Using common directory for complex workflows

For complex workflows, some Shaheen II users might not find all the tools and functionalities in Shaheen II environment that are needed to complete the task. Users produce large amounts of data on Shaheen II and then they might want to perform more operations on that data. These limitations could include: running gpu based code on Shaheen II data, running long data analytic/DL job on live data emanating from Shaheen II HPC workflow, performing live queries on data using data base/tool that is not available on Shaheen II etc. In order to avoid copying of data between different clusters operated by KSL, a common placeholder is available for Shaheen II users. The users can simply run jobs from Ibex (GPU or CPU nodes), Neser or Shaheen II and make use of the common directory without the need for moving data.

Here is how you can access it:

    Login to Shaheen II (ssh -Y user_name@shaheen.hpc.kaust.edu.sa) and do: cd /scratch/$USER
    Login to Neser (ssh -Y user_name@neser.hpc.kaust.edu.sa) and do: cd /scratch/$USER
    Login to Intel nodes of Ibex (ssh -Y user_name@ilogin.ibex.kaust.edu.sa) and do: cd /var/remote/lustre/scratch/$USER
    Login to GPU nodes of Ibex (ssh -Y user_name@glogin.ibex.kaust.edu.sa) and do: cd /var/remote/lustre/scratch/$USER

It is important to view workflows as data-centric tasks, rather than compute-centric tasks.
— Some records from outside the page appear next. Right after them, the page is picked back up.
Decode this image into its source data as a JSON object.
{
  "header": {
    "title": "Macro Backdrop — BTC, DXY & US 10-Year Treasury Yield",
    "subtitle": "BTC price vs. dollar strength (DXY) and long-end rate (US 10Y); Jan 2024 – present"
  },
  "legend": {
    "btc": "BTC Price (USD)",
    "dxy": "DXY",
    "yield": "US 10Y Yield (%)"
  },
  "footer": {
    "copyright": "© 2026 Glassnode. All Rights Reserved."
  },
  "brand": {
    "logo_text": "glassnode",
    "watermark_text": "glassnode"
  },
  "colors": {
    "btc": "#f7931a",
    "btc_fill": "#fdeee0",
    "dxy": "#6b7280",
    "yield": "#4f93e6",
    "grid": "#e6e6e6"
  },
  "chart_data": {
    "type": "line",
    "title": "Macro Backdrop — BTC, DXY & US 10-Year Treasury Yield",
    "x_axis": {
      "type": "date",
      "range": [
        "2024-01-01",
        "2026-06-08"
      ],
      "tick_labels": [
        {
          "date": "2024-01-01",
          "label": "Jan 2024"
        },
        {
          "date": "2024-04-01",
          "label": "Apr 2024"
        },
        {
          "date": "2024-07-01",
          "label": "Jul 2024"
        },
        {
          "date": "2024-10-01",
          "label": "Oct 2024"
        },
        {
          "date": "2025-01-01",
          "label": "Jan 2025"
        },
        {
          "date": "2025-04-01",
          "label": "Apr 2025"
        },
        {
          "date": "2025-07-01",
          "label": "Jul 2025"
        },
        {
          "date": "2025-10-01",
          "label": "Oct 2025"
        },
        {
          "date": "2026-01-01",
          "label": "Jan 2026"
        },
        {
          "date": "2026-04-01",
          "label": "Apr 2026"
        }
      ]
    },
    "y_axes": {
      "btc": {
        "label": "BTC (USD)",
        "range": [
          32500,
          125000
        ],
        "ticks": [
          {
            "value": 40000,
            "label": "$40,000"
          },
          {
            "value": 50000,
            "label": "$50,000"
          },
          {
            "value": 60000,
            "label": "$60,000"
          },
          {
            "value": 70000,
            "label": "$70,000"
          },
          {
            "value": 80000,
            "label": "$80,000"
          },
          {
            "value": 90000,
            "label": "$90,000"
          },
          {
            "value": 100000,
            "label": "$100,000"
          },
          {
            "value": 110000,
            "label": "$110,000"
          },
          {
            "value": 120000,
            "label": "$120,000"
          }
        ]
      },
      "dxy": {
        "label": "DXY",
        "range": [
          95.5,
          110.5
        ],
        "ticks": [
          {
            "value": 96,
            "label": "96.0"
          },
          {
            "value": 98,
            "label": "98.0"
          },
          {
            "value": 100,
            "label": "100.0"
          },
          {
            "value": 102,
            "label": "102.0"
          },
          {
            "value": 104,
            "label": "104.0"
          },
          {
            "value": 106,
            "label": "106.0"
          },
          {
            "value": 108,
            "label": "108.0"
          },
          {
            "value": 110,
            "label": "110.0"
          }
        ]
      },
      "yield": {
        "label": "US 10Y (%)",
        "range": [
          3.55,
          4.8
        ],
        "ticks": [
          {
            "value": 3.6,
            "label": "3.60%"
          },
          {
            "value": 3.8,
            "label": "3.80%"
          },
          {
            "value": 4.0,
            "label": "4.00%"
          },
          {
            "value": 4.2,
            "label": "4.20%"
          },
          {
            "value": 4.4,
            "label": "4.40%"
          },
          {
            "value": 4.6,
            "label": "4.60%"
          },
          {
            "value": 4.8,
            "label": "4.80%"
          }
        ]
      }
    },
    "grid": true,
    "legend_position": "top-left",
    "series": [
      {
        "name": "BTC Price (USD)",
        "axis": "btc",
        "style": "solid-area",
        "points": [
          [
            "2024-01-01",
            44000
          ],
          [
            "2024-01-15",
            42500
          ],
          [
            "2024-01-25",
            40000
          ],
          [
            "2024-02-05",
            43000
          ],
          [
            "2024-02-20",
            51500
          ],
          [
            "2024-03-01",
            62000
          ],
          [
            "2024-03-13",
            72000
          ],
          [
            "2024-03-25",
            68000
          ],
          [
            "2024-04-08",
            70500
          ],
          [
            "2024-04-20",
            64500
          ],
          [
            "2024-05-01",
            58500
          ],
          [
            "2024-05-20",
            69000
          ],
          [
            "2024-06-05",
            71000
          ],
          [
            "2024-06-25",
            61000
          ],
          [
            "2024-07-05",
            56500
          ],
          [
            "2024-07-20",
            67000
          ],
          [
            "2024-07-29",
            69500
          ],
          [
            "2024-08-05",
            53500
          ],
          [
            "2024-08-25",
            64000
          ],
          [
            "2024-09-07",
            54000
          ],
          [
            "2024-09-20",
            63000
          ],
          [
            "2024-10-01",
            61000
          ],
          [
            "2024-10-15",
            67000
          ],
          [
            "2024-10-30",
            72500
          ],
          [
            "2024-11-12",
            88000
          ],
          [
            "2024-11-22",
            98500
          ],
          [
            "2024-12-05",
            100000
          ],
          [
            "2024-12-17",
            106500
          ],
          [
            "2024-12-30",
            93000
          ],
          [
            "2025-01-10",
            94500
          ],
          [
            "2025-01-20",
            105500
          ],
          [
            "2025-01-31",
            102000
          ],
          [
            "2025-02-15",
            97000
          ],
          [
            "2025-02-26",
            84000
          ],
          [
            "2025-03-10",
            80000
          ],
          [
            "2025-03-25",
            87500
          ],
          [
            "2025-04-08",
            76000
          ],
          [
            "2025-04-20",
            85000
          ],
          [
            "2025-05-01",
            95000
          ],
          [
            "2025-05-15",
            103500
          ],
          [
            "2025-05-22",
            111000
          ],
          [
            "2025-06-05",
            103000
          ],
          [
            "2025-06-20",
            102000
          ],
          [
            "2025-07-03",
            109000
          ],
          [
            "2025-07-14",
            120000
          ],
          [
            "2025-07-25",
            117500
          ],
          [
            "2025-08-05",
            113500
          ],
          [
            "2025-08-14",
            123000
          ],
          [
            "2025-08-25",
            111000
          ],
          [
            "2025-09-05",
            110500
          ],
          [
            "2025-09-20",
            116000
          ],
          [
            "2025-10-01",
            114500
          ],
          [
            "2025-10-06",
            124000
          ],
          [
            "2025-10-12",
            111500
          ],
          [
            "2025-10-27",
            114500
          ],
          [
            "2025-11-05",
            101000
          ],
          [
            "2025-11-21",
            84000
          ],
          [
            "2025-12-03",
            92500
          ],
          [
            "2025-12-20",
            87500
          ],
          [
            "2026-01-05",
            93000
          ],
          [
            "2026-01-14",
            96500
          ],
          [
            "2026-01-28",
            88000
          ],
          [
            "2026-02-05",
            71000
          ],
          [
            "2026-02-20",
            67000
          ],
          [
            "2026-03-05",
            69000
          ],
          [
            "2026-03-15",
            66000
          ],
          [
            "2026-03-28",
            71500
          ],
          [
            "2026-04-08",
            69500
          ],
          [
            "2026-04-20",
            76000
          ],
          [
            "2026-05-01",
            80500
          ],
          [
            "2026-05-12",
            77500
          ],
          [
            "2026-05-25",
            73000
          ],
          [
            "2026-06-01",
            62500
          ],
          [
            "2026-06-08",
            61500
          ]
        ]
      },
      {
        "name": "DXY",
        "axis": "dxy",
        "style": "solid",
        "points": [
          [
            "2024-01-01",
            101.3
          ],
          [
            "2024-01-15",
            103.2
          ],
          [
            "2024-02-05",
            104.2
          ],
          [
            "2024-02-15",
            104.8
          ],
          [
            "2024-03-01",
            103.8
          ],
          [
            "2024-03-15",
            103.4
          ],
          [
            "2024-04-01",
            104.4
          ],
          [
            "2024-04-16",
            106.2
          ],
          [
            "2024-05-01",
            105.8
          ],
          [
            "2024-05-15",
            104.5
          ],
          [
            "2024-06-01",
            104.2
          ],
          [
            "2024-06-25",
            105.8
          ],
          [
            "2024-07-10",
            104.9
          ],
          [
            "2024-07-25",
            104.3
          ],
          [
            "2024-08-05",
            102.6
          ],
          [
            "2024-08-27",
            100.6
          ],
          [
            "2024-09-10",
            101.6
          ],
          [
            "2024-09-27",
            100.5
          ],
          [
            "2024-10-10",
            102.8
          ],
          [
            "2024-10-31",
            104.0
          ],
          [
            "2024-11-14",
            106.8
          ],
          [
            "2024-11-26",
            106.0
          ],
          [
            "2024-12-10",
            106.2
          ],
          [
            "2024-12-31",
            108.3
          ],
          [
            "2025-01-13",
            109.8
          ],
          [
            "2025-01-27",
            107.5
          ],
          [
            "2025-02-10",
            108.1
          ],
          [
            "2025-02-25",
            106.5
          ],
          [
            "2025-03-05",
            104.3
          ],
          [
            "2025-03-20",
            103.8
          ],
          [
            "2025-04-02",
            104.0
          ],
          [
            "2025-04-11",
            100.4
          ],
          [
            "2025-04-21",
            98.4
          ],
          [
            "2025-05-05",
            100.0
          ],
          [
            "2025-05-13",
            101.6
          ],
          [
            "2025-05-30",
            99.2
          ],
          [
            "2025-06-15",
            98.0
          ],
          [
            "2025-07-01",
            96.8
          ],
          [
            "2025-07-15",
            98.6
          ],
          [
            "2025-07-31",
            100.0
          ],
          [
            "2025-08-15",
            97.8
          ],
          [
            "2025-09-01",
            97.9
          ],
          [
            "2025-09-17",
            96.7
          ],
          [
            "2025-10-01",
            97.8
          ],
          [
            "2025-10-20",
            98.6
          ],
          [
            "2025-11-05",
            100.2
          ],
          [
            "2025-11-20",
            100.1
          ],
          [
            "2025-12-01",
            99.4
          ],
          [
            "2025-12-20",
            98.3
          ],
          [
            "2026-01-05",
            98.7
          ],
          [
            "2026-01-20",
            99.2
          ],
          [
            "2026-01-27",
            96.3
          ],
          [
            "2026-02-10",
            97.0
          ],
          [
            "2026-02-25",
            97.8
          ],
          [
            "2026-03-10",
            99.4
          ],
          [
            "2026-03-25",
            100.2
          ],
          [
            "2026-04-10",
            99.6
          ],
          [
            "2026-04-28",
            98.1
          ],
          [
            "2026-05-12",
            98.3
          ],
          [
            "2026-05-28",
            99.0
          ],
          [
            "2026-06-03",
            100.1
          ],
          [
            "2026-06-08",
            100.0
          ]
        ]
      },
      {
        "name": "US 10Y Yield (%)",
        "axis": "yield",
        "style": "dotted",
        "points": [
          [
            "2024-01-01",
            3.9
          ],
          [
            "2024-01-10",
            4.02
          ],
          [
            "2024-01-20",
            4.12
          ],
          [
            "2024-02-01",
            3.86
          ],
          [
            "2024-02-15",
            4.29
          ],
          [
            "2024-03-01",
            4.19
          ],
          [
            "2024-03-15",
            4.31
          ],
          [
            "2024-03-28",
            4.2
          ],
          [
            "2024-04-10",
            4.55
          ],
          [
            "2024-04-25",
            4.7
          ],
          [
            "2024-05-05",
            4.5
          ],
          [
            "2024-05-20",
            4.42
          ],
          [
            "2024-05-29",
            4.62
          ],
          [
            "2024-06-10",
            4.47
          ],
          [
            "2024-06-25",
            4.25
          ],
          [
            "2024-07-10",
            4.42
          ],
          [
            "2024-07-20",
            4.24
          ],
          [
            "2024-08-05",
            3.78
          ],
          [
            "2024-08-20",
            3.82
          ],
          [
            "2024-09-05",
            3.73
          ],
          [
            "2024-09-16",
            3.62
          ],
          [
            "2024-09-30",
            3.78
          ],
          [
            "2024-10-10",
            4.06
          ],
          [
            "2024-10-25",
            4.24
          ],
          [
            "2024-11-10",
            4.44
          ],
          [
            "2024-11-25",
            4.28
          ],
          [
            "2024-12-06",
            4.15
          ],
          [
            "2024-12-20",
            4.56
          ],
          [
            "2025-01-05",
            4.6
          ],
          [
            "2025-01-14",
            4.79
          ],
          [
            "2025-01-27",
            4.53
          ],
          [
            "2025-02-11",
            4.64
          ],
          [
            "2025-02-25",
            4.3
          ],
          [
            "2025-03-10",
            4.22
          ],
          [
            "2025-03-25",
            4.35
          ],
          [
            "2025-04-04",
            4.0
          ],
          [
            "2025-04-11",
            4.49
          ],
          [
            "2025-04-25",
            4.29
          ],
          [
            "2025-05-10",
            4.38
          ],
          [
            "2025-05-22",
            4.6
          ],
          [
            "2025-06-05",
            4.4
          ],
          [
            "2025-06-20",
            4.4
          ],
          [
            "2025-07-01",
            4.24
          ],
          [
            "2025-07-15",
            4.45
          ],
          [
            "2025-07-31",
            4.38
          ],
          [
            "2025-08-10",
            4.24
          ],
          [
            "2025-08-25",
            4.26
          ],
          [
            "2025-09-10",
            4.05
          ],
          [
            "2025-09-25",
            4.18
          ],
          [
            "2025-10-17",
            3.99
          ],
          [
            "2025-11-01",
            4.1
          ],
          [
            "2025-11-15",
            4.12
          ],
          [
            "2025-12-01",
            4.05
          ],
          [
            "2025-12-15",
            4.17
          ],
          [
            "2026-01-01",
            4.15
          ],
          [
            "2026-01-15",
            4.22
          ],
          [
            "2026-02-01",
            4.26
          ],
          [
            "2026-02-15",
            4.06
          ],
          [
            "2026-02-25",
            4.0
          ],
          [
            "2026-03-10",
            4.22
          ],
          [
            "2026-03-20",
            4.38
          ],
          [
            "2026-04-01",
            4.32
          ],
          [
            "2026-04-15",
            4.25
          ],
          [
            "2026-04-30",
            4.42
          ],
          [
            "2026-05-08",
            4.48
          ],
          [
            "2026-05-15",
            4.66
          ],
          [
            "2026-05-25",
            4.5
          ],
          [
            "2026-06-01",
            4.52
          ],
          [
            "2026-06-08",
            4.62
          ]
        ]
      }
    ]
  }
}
You must not copy your data to different computers/clusers/supercomputers, rather you should operate on that data from various computers.

Please note that data on /scratch is deleted regularly and you should consider data on /scratch as temporary data. Ideally, you should use /scratch for creating raw data and then operate on that data to extract “useful” information from it and then copy it to your /project or /home.

In the coming weeks we will be demonstrating this functionality to you with the help of use cases.